Anatomy of Superficial Radial Nerve

  • Pure sensory nerve
  • Radial nerve bifurcates in the proximal forearm to give rise to superficial radial nerve (SRN) and posterior interosseous nerve (PIN)
  • SRN travels deep to the brachioradialis and lies on the undersurface of the muscle
  • It emerges between brachioradialis and ECRL in the distal third forearm, to become superficial (under the skin)
  • It bifurcates further proximal to the wrist:
    • Dorsal branch to supply the 1st (autonomous dermatome) and 2nd web spaces
    • Palmar branch to supply dorsoradial thumb 

Nerve Injury

Because of the superficial position of the nerve around the radial border of the wrist, it is vulnerable to injury from wrist trauma (fractures, contusions, open injuries) and wrist surgery (for instance, it is a well-recognised risk of de Quervain's release).

Key Message

  • SRN is notorious in developing into a painful neuroma following even seemingly innocuous injury.
  • Entrapment (non-traumatic) neuropathy of the SRN is called Wartenberg's syndrome.

Symptoms and Signs

  • Evidence of trauma/surgery to the radial border of the wrist 
  • Shooting pain into the dorsoradial aspect of the hand with radiation into thumb, index and long fingers
  • Tingling and altered sensation over the 1st and 2nd webspaces of the dorsum of the hand
  • Allodynia (Pain due to a stimulus, which normally does not provoke pain. For instance, light stroking the skin would cause extremely unpleasant sensation.)
  • Tinel's sign (the most important finding to localise the site of nerve irritation) 

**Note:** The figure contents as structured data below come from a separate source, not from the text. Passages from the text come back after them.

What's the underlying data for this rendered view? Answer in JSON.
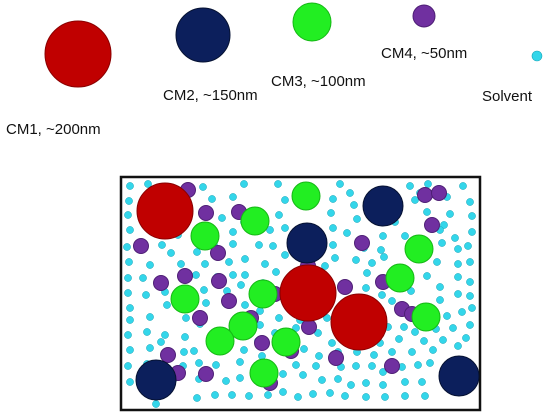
{
  "colors": {
    "cm1": "#c00000",
    "cm2": "#0c1f5c",
    "cm3": "#22ee22",
    "cm4": "#7030a0",
    "solvent": "#33d6ea",
    "box_border": "#111111"
  },
  "legend": {
    "cm1_label": "CM1, ~200nm",
    "cm2_label": "CM2, ~150nm",
    "cm3_label": "CM3, ~100nm",
    "cm4_label": "CM4, ~50nm",
    "solvent_label": "Solvent"
  }
}
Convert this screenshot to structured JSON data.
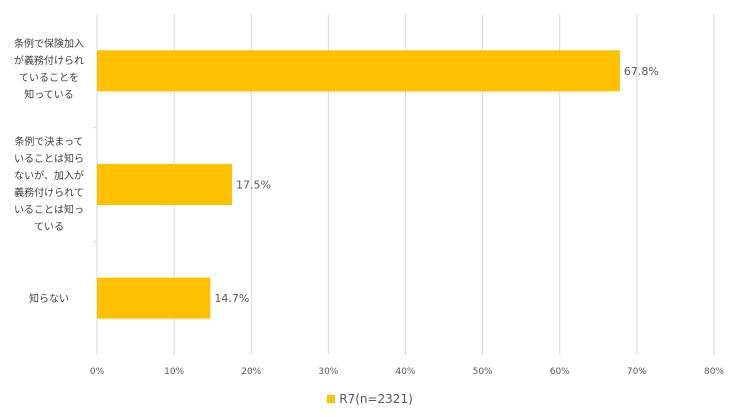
{
  "colors": {
    "bar": "#FFC000",
    "grid": "#D9D9D9",
    "text": "#595959"
  },
  "chart_data": {
    "type": "bar",
    "orientation": "horizontal",
    "categories": [
      "条例で保険加入\nが義務付けられ\nていることを\n知っている",
      "条例で決まって\nいることは知ら\nないが、加入が\n義務付けられて\nいることは知っ\nている",
      "知らない"
    ],
    "series": [
      {
        "name": "R7(n=2321)",
        "values": [
          67.8,
          17.5,
          14.7
        ]
      }
    ],
    "data_labels": [
      "67.8%",
      "17.5%",
      "14.7%"
    ],
    "x_ticks": [
      "0%",
      "10%",
      "20%",
      "30%",
      "40%",
      "50%",
      "60%",
      "70%",
      "80%"
    ],
    "xlim": [
      0,
      80
    ],
    "grid": true,
    "legend_position": "bottom"
  }
}
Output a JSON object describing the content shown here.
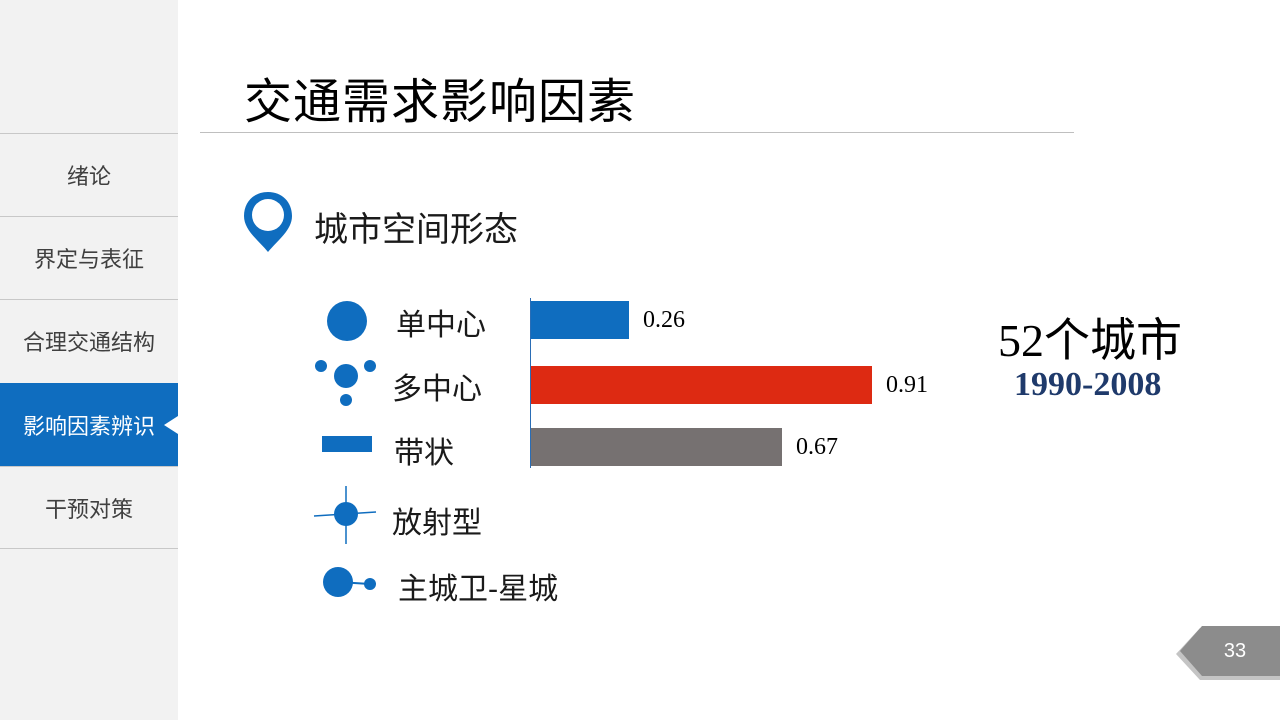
{
  "slide": {
    "title": "交通需求影响因素",
    "section_title": "城市空间形态",
    "page_number": "33"
  },
  "sidebar": {
    "items": [
      {
        "label": "绪论",
        "active": false
      },
      {
        "label": "界定与表征",
        "active": false
      },
      {
        "label": "合理交通结构",
        "active": false
      },
      {
        "label": "影响因素辨识",
        "active": true
      },
      {
        "label": "干预对策",
        "active": false
      }
    ]
  },
  "forms": [
    {
      "label": "单中心",
      "icon": "single-center-icon"
    },
    {
      "label": "多中心",
      "icon": "multi-center-icon"
    },
    {
      "label": "带状",
      "icon": "linear-band-icon"
    },
    {
      "label": "放射型",
      "icon": "radial-icon"
    },
    {
      "label": "主城卫-星城",
      "icon": "satellite-city-icon"
    }
  ],
  "sample": {
    "title": "52个城市",
    "years": "1990-2008"
  },
  "chart_data": {
    "type": "bar",
    "orientation": "horizontal",
    "categories": [
      "单中心",
      "多中心",
      "带状"
    ],
    "values": [
      0.26,
      0.91,
      0.67
    ],
    "value_labels": [
      "0.26",
      "0.91",
      "0.67"
    ],
    "colors": [
      "#0f6dbf",
      "#dd2a12",
      "#767171"
    ],
    "xlim": [
      0,
      1
    ]
  },
  "colors": {
    "accent": "#0f6dbf",
    "highlight": "#dd2a12",
    "neutral": "#767171"
  }
}
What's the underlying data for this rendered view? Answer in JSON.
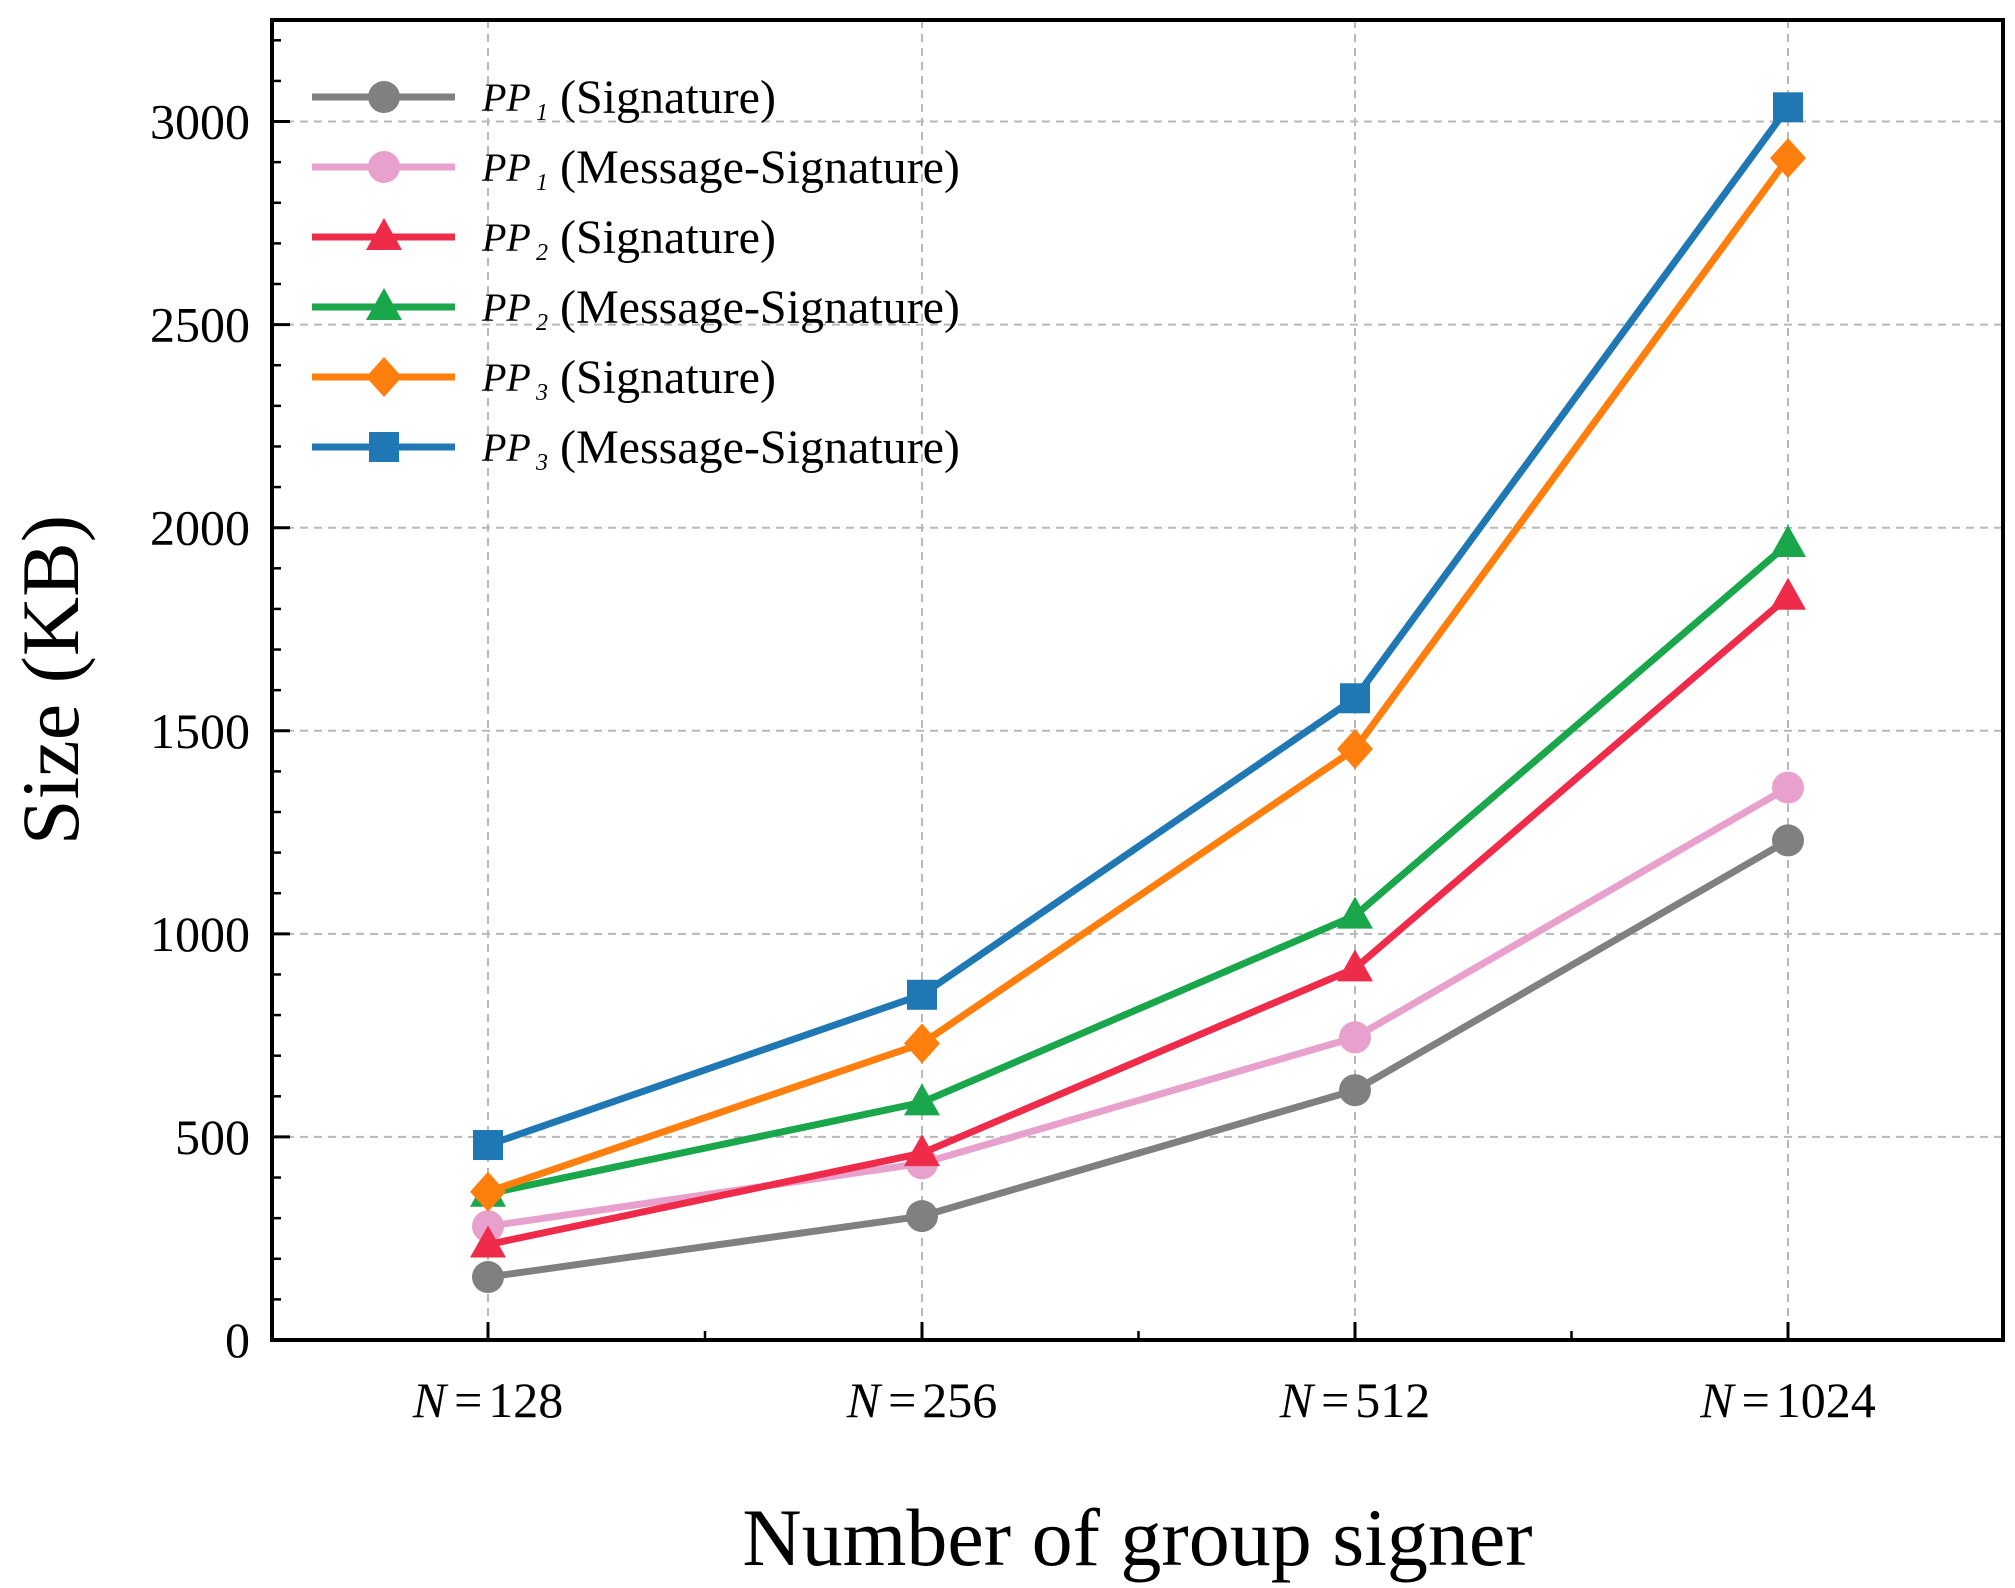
{
  "chart_data": {
    "type": "line",
    "title": "",
    "xlabel": "Number of group signer",
    "ylabel": "Size (KB)",
    "ylim": [
      0,
      3250
    ],
    "yticks": [
      0,
      500,
      1000,
      1500,
      2000,
      2500,
      3000
    ],
    "grid": true,
    "legend_position": "top-left",
    "categories": [
      {
        "var": "N",
        "eq": "=",
        "num": "128"
      },
      {
        "var": "N",
        "eq": "=",
        "num": "256"
      },
      {
        "var": "N",
        "eq": "=",
        "num": "512"
      },
      {
        "var": "N",
        "eq": "=",
        "num": "1024"
      }
    ],
    "series": [
      {
        "name": "PP1 (Signature)",
        "sym": "PP",
        "sub": "1",
        "text": "(Signature)",
        "color": "#808080",
        "marker": "circle",
        "values": [
          155,
          305,
          615,
          1230
        ]
      },
      {
        "name": "PP1 (Message-Signature)",
        "sym": "PP",
        "sub": "1",
        "text": "(Message-Signature)",
        "color": "#e8a0cc",
        "marker": "circle",
        "values": [
          280,
          435,
          745,
          1360
        ]
      },
      {
        "name": "PP2 (Signature)",
        "sym": "PP",
        "sub": "2",
        "text": "(Signature)",
        "color": "#ee2c4a",
        "marker": "triangle",
        "values": [
          235,
          460,
          915,
          1830
        ]
      },
      {
        "name": "PP2 (Message-Signature)",
        "sym": "PP",
        "sub": "2",
        "text": "(Message-Signature)",
        "color": "#1aa64a",
        "marker": "triangle",
        "values": [
          360,
          585,
          1045,
          1960
        ]
      },
      {
        "name": "PP3 (Signature)",
        "sym": "PP",
        "sub": "3",
        "text": "(Signature)",
        "color": "#ff7f0e",
        "marker": "diamond",
        "values": [
          365,
          730,
          1455,
          2910
        ]
      },
      {
        "name": "PP3 (Message-Signature)",
        "sym": "PP",
        "sub": "3",
        "text": "(Message-Signature)",
        "color": "#1f77b4",
        "marker": "square",
        "values": [
          480,
          850,
          1580,
          3035
        ]
      }
    ]
  }
}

  • Due to its superficial position, SRN is readily amenable to nerve conduction studies which can be used to confirm a focal conduction block. However the clinical presentation is often apparent.
  • Diagnostic local anaesthetic injection is the most useful test: 

    • Injection of 1ml of fast-acting local anaesthetic (1 or 2% lidocaine) at the Tinel's spot followed by resolution of the above symptoms is regarded as a positive test for a nerve lesion. Should the symptoms return predictably as the local anaesthetic wears off (after 4 hours), that is taken as a further level of confirmation.



  • Hand therapy 
  • Wound desensitisation
  • Painkillers


If the symptoms are overly intrusive and nonoperative measures have failed to improve the situation, surgery is recommended. At the time of exploration, there are two potential scenarios:

  • Neurolysis: the nerve is intact but scarred or tethered. In this case, preoperative sensibility of SRN is likely to have been preserved. Neurolysis of the scarred nerve followed by a nerve wrap is performed.
  • Proximal burial: The nerve has been cut and the proximal nerve end has formed a neuroma (swelling). The preoperative sensibility is likely to have been impaired or lost already. Attempts to restore the sensation with nerve repair or grafting are fraught with problems of further neuroma formation and persistent sensitivity. A more reliable way of relieving the allodynia is to translocate the proximal nerve end and bury it in the brachioradialis muscle belly. The sensibility however would not be restored.

PIN Neurectomy as a Supplementary Procedure

The posterior interosseous nerve (PIN) has been shown to be responsible for at least some of the discomfort when the SRN is irritated. This may be confirmed with a separate local anaesthetic injection test targeted at the distal PIN at the wrist. Resecting the short distal segment of PIN through a separate incision over the back of the wrist has thus been shown to alleviate the allodynia. As this part of the nerve provides sensory fibres to the wrist capsule only, there will be no functional loss.